Once open you can see it has a short length of cable fitted with a standard USB header plug.
Fortunately the color coding for the power and data lines on this cable were standardised making the adaption to a USB cable easy! - this will become obvious later once you cut up the new "donar" cable.
Phillips head screw driver
Flat blade screwdriver
A "donar" USB cable with "A" type pug on one end
A small cable tie to secure the new USB cable
Step 2: Preparing the Board & Removing the Existing Wiring
Make note of the colours and which pins / area of the PCB where they are routed to before removing the original header pins and cable.
I used my cutters to help with the removal of the header pins, these could be left and you could solder the new cable directly to these but I went for a "direct" connection to the board option - see photo in next step..
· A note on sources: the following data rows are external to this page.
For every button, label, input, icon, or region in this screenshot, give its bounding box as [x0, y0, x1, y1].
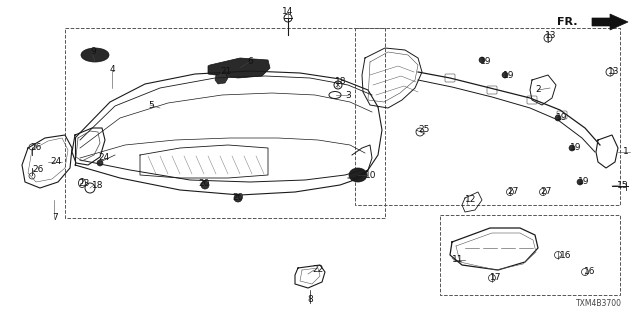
- Text: 11: 11: [452, 255, 463, 265]
- Text: 24: 24: [50, 157, 61, 166]
- Polygon shape: [215, 72, 228, 84]
- Text: 14: 14: [282, 7, 294, 17]
- Text: 5: 5: [148, 100, 154, 109]
- Circle shape: [569, 145, 575, 151]
- Polygon shape: [592, 14, 628, 30]
- Ellipse shape: [349, 168, 367, 182]
- Text: 10: 10: [365, 171, 376, 180]
- Text: 15: 15: [617, 180, 628, 189]
- Polygon shape: [208, 58, 270, 78]
- Text: 26: 26: [32, 165, 44, 174]
- Text: 20: 20: [198, 179, 209, 188]
- Text: 27: 27: [507, 188, 518, 196]
- Text: 2: 2: [535, 85, 541, 94]
- Text: 19: 19: [503, 70, 515, 79]
- Text: 3: 3: [345, 91, 351, 100]
- Text: 8: 8: [307, 295, 313, 305]
- Text: 24: 24: [98, 154, 109, 163]
- Text: 19: 19: [480, 58, 492, 67]
- Circle shape: [479, 57, 485, 63]
- Text: 19: 19: [570, 143, 582, 153]
- Bar: [355, 28, 620, 205]
- Text: 9: 9: [90, 47, 96, 57]
- Circle shape: [502, 72, 508, 78]
- Text: 21: 21: [220, 68, 232, 76]
- Text: 19: 19: [556, 114, 568, 123]
- Text: 7: 7: [52, 213, 58, 222]
- Text: 6: 6: [247, 58, 253, 67]
- Text: 18: 18: [92, 180, 104, 189]
- Text: 13: 13: [608, 68, 620, 76]
- Text: TXM4B3700: TXM4B3700: [576, 299, 622, 308]
- Text: 25: 25: [418, 125, 429, 134]
- Text: 26: 26: [30, 143, 42, 153]
- Text: 16: 16: [584, 268, 595, 276]
- Text: 23: 23: [78, 179, 90, 188]
- Ellipse shape: [81, 48, 109, 62]
- Text: 19: 19: [578, 178, 589, 187]
- Text: 13: 13: [545, 30, 557, 39]
- Text: 27: 27: [540, 188, 552, 196]
- Text: 12: 12: [465, 196, 476, 204]
- Circle shape: [97, 160, 103, 166]
- Circle shape: [555, 115, 561, 121]
- Bar: [65, 28, 385, 218]
- Text: 20: 20: [232, 194, 243, 203]
- Text: 22: 22: [312, 266, 323, 275]
- Bar: [440, 215, 620, 295]
- Text: 16: 16: [560, 251, 572, 260]
- Text: 4: 4: [110, 66, 116, 75]
- Text: 18: 18: [335, 77, 346, 86]
- Text: 1: 1: [623, 148, 628, 156]
- Circle shape: [577, 179, 583, 185]
- Text: 17: 17: [490, 274, 502, 283]
- Circle shape: [201, 181, 209, 189]
- Text: FR.: FR.: [557, 17, 578, 27]
- Circle shape: [234, 194, 242, 202]
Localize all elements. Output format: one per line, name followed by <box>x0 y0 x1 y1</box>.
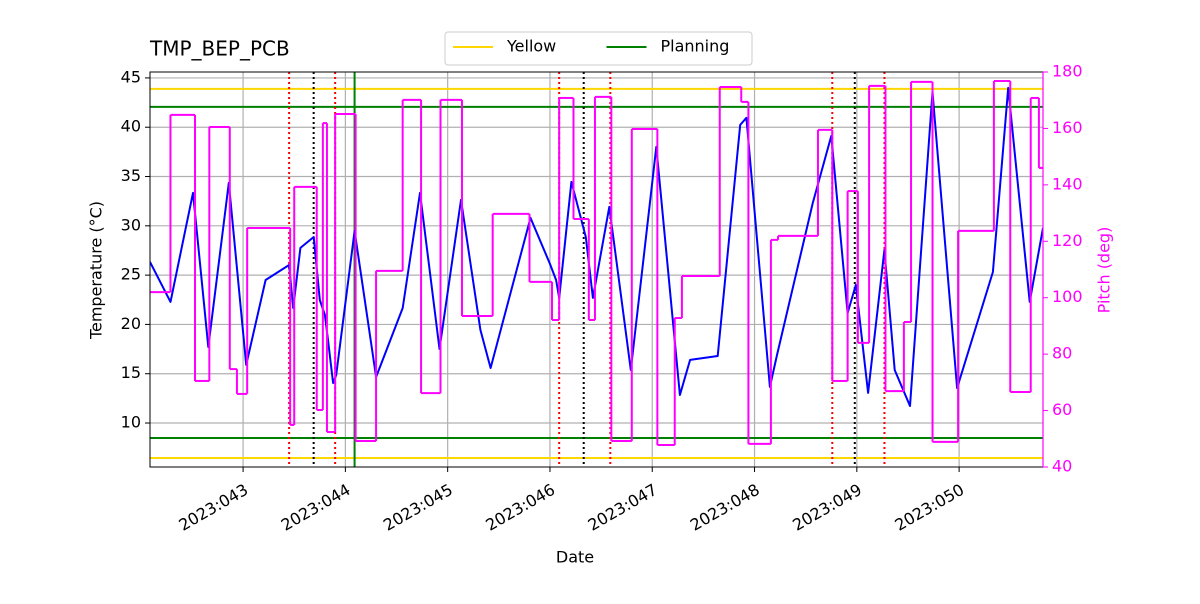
y-tick-label: 40 <box>121 117 141 136</box>
legend-label: Planning <box>661 37 730 56</box>
chart-title: TMP_BEP_PCB <box>149 37 290 61</box>
y-axis-label: Temperature (°C) <box>87 201 106 340</box>
y-tick-label: 35 <box>121 166 141 185</box>
y2-tick-label: 100 <box>1052 287 1083 306</box>
y2-tick-label: 160 <box>1052 118 1083 137</box>
y-tick-label: 45 <box>121 67 141 86</box>
y2-tick-label: 40 <box>1052 457 1072 476</box>
y2-tick-label: 80 <box>1052 344 1072 363</box>
legend-label: Yellow <box>506 37 556 56</box>
y2-axis-label: Pitch (deg) <box>1095 227 1114 314</box>
y2-tick-label: 180 <box>1052 62 1083 81</box>
legend: Yellow Planning <box>444 31 753 66</box>
plot-area <box>150 72 1043 467</box>
y-tick-label: 20 <box>121 314 141 333</box>
grid <box>150 72 1043 467</box>
y-tick-label: 30 <box>121 215 141 234</box>
x-axis-label: Date <box>556 548 594 567</box>
y2-tick-label: 140 <box>1052 174 1083 193</box>
legend-box <box>444 31 753 66</box>
y-tick-label: 25 <box>121 265 141 284</box>
y-tick-label: 15 <box>121 363 141 382</box>
y-tick-label: 10 <box>121 413 141 432</box>
y2-tick-label: 60 <box>1052 400 1072 419</box>
y2-tick-label: 120 <box>1052 231 1083 250</box>
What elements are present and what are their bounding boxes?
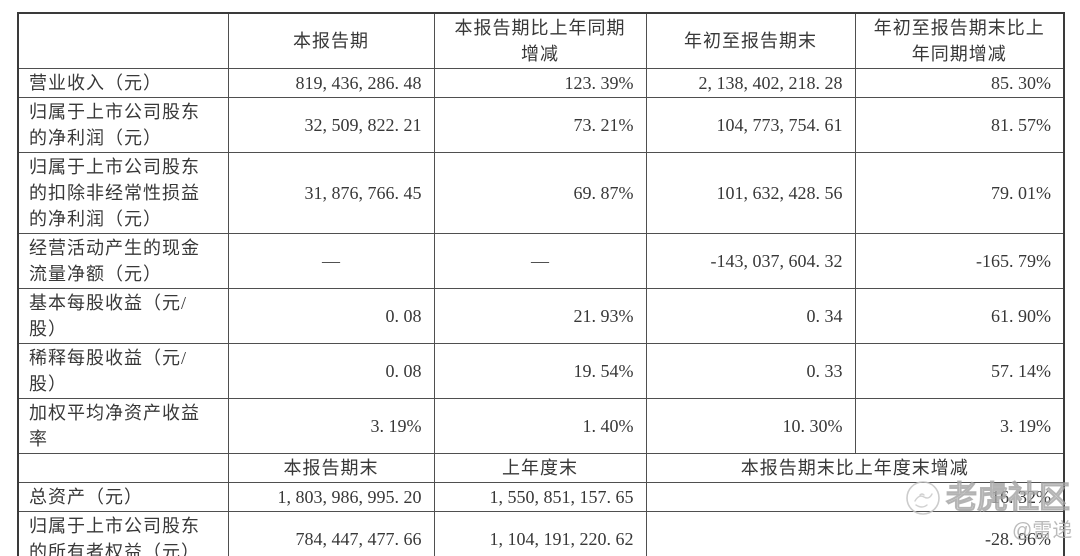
value-period-dash: — xyxy=(227,233,435,289)
row-equity-attributable: 归属于上市公司股东的所有者权益（元） 784, 447, 477. 66 1, … xyxy=(17,511,1065,556)
value-ytd-yoy: 57. 14% xyxy=(854,343,1065,399)
row-total-assets: 总资产（元） 1, 803, 986, 995. 20 1, 550, 851,… xyxy=(17,482,1065,512)
header-prior-year-end: 上年度末 xyxy=(433,453,647,483)
header-blank-cell xyxy=(17,12,229,69)
value-period-yoy: 21. 93% xyxy=(433,288,647,344)
value-ytd-yoy: 79. 01% xyxy=(854,152,1065,234)
value-period-yoy-dash: — xyxy=(433,233,647,289)
value-period-end: 784, 447, 477. 66 xyxy=(227,511,435,556)
header-ytd: 年初至报告期末 xyxy=(645,12,856,69)
value-period: 32, 509, 822. 21 xyxy=(227,97,435,153)
value-prior-year-end: 1, 550, 851, 157. 65 xyxy=(433,482,647,512)
value-change: 16. 32% xyxy=(645,482,1065,512)
value-ytd-yoy: 61. 90% xyxy=(854,288,1065,344)
value-period: 0. 08 xyxy=(227,343,435,399)
row-net-profit-excl-nonrecurring: 归属于上市公司股东的扣除非经常性损益的净利润（元） 31, 876, 766. … xyxy=(17,152,1065,234)
value-ytd: 10. 30% xyxy=(645,398,856,454)
row-label: 稀释每股收益（元/股） xyxy=(17,343,229,399)
value-period-yoy: 1. 40% xyxy=(433,398,647,454)
value-ytd: 2, 138, 402, 218. 28 xyxy=(645,68,856,98)
row-label: 归属于上市公司股东的所有者权益（元） xyxy=(17,511,229,556)
row-operating-cash-flow: 经营活动产生的现金流量净额（元） — — -143, 037, 604. 32 … xyxy=(17,233,1065,289)
value-ytd-yoy: 85. 30% xyxy=(854,68,1065,98)
value-period-yoy: 19. 54% xyxy=(433,343,647,399)
header-row-bottom: 本报告期末 上年度末 本报告期末比上年度末增减 xyxy=(17,453,1065,483)
value-ytd: 101, 632, 428. 56 xyxy=(645,152,856,234)
value-ytd: 104, 773, 754. 61 xyxy=(645,97,856,153)
row-weighted-avg-roe: 加权平均净资产收益率 3. 19% 1. 40% 10. 30% 3. 19% xyxy=(17,398,1065,454)
row-diluted-eps: 稀释每股收益（元/股） 0. 08 19. 54% 0. 33 57. 14% xyxy=(17,343,1065,399)
header-row-top: 本报告期 本报告期比上年同期增减 年初至报告期末 年初至报告期末比上年同期增减 xyxy=(17,12,1065,69)
value-change: -28. 96% xyxy=(645,511,1065,556)
value-period: 3. 19% xyxy=(227,398,435,454)
row-label: 归属于上市公司股东的扣除非经常性损益的净利润（元） xyxy=(17,152,229,234)
watermark-community-name: 老虎社区 xyxy=(946,480,1071,516)
financial-summary-table: 本报告期 本报告期比上年同期增减 年初至报告期末 年初至报告期末比上年同期增减 … xyxy=(17,12,1065,556)
value-period: 0. 08 xyxy=(227,288,435,344)
watermark-author-handle: @雷递 xyxy=(1012,520,1073,542)
value-ytd: -143, 037, 604. 32 xyxy=(645,233,856,289)
value-period-end: 1, 803, 986, 995. 20 xyxy=(227,482,435,512)
header-blank-cell xyxy=(17,453,229,483)
header-ytd-yoy: 年初至报告期末比上年同期增减 xyxy=(854,12,1065,69)
value-period-yoy: 69. 87% xyxy=(433,152,647,234)
row-label: 归属于上市公司股东的净利润（元） xyxy=(17,97,229,153)
header-period-end: 本报告期末 xyxy=(227,453,435,483)
row-label: 营业收入（元） xyxy=(17,68,229,98)
row-basic-eps: 基本每股收益（元/股） 0. 08 21. 93% 0. 34 61. 90% xyxy=(17,288,1065,344)
row-label: 总资产（元） xyxy=(17,482,229,512)
row-label: 基本每股收益（元/股） xyxy=(17,288,229,344)
value-prior-year-end: 1, 104, 191, 220. 62 xyxy=(433,511,647,556)
row-operating-revenue: 营业收入（元） 819, 436, 286. 48 123. 39% 2, 13… xyxy=(17,68,1065,98)
header-current-period-yoy: 本报告期比上年同期增减 xyxy=(433,12,647,69)
value-period: 31, 876, 766. 45 xyxy=(227,152,435,234)
value-ytd-yoy: 81. 57% xyxy=(854,97,1065,153)
value-period-yoy: 123. 39% xyxy=(433,68,647,98)
header-change-vs-prior-year-end: 本报告期末比上年度末增减 xyxy=(645,453,1065,483)
value-ytd-yoy: -165. 79% xyxy=(854,233,1065,289)
header-current-period: 本报告期 xyxy=(227,12,435,69)
value-ytd: 0. 33 xyxy=(645,343,856,399)
value-ytd: 0. 34 xyxy=(645,288,856,344)
tiger-community-logo-icon xyxy=(906,481,940,515)
row-net-profit-attributable: 归属于上市公司股东的净利润（元） 32, 509, 822. 21 73. 21… xyxy=(17,97,1065,153)
value-period: 819, 436, 286. 48 xyxy=(227,68,435,98)
row-label: 经营活动产生的现金流量净额（元） xyxy=(17,233,229,289)
value-period-yoy: 73. 21% xyxy=(433,97,647,153)
row-label: 加权平均净资产收益率 xyxy=(17,398,229,454)
value-ytd-yoy: 3. 19% xyxy=(854,398,1065,454)
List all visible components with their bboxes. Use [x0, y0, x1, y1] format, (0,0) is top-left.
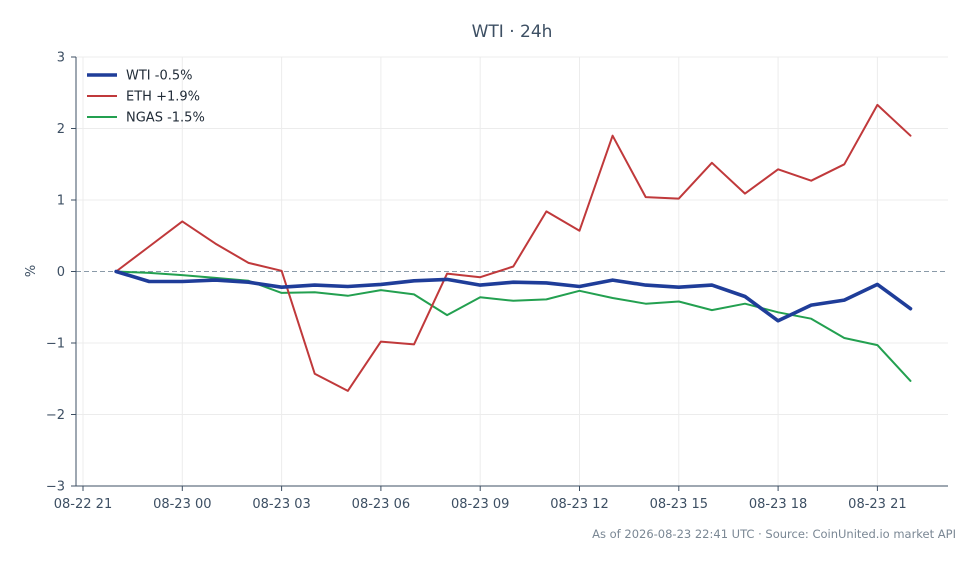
series-line-2 — [115, 270, 912, 382]
footer-note: As of 2026-08-23 22:41 UTC · Source: Coi… — [592, 527, 956, 541]
series-lines — [114, 103, 913, 392]
chart-title: WTI · 24h — [472, 22, 553, 42]
legend-label: ETH +1.9% — [126, 90, 200, 105]
grid — [76, 56, 948, 486]
x-tick-label: 08-23 12 — [550, 497, 608, 512]
y-tick-label: 3 — [57, 51, 65, 66]
y-tick-label: 2 — [57, 122, 65, 137]
y-tick-label: −3 — [46, 480, 65, 495]
x-tick-label: 08-22 21 — [54, 497, 112, 512]
axes: 3 2 1 0 −1 −2 −3 08-22 21 08-23 00 08-23 03 08-23 … — [46, 51, 948, 512]
legend: WTI -0.5% ETH +1.9% NGAS -1.5% — [87, 69, 205, 126]
y-axis-label: % — [24, 265, 39, 277]
x-tick-label: 08-23 09 — [451, 497, 509, 512]
legend-label: NGAS -1.5% — [126, 111, 205, 126]
x-tick-label: 08-23 18 — [749, 497, 807, 512]
x-tick-label: 08-23 03 — [252, 497, 310, 512]
x-tick-label: 08-23 21 — [848, 497, 906, 512]
x-tick-label: 08-23 06 — [352, 497, 410, 512]
y-tick-label: 0 — [57, 265, 65, 280]
series-line-1 — [115, 103, 912, 392]
y-tick-label: 1 — [57, 194, 65, 209]
y-tick-label: −2 — [46, 408, 65, 423]
y-tick-label: −1 — [46, 337, 65, 352]
x-tick-label: 08-23 00 — [153, 497, 211, 512]
legend-label: WTI -0.5% — [126, 69, 192, 84]
series-line-0 — [114, 269, 913, 323]
x-tick-label: 08-23 15 — [650, 497, 708, 512]
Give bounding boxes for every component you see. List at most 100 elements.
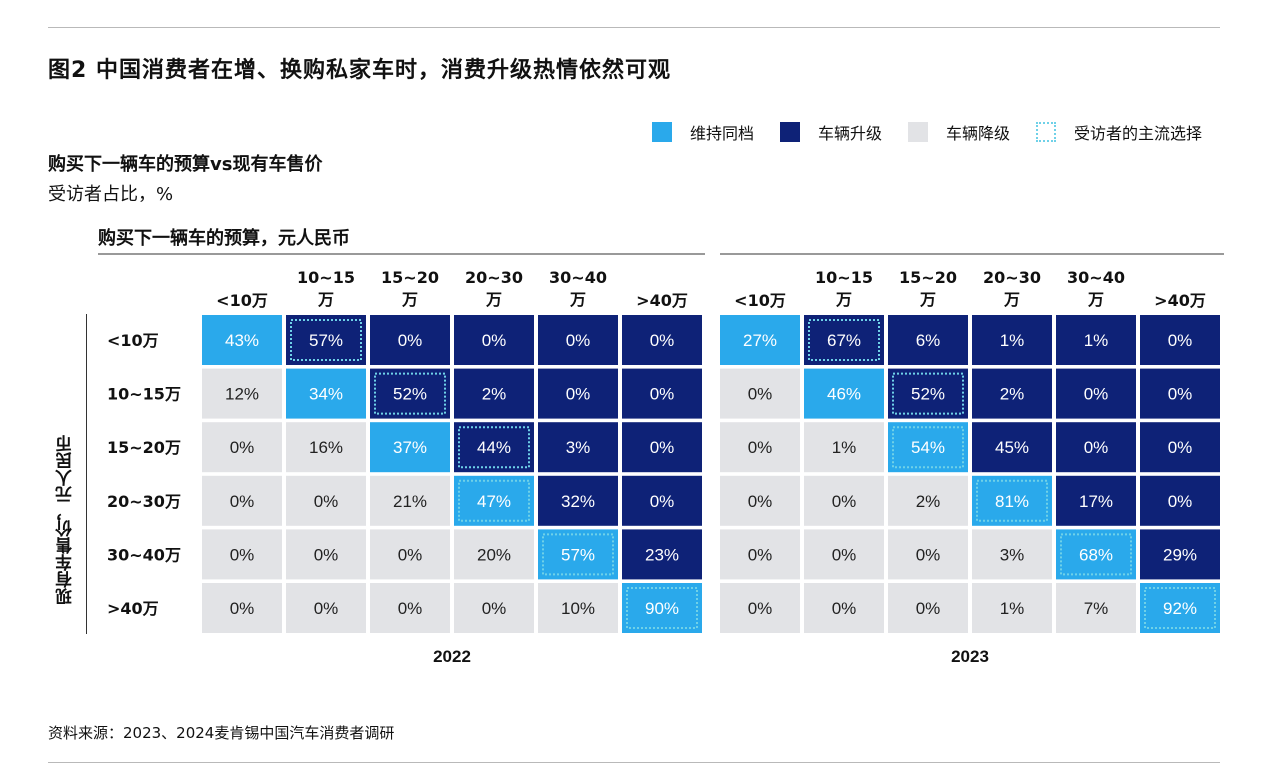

Once you have chopped the headers off square to the board, gently heat up each solder pad on the PCB and gently tap the board on the bench to dislodge the excess pin.
Step 3: Preparing the New USB Cable
Strip and twist the strands of each individual connector colour together with your fingers.
Then using a soldering iron "tin" each conductor (5 in total) individually ready for insertion into the PCB
Red - (+5v)
White - (data -)
Green - (data +)
Black - (Ground)
Shield - (cable shield - connect to ground)
Step 4: Attaching the New USB Cable
Solder each wire in place onto the pads
The shield wire can be connected to the chassis or a spare ground pad on the PCB
Using a cable tie secure the cable to the chassis to prevent the cable and connections from being pulled from the Printed Circuit Board.
Step 5: Check Your Work and Re- Assemble
Check that your wiring follows the same "code" as the original header cable and that all screws and wiring are well secured.
when i plugged my unit into a PC running Windows 7 it took a bout 30-60 secs to install a driver and I was away!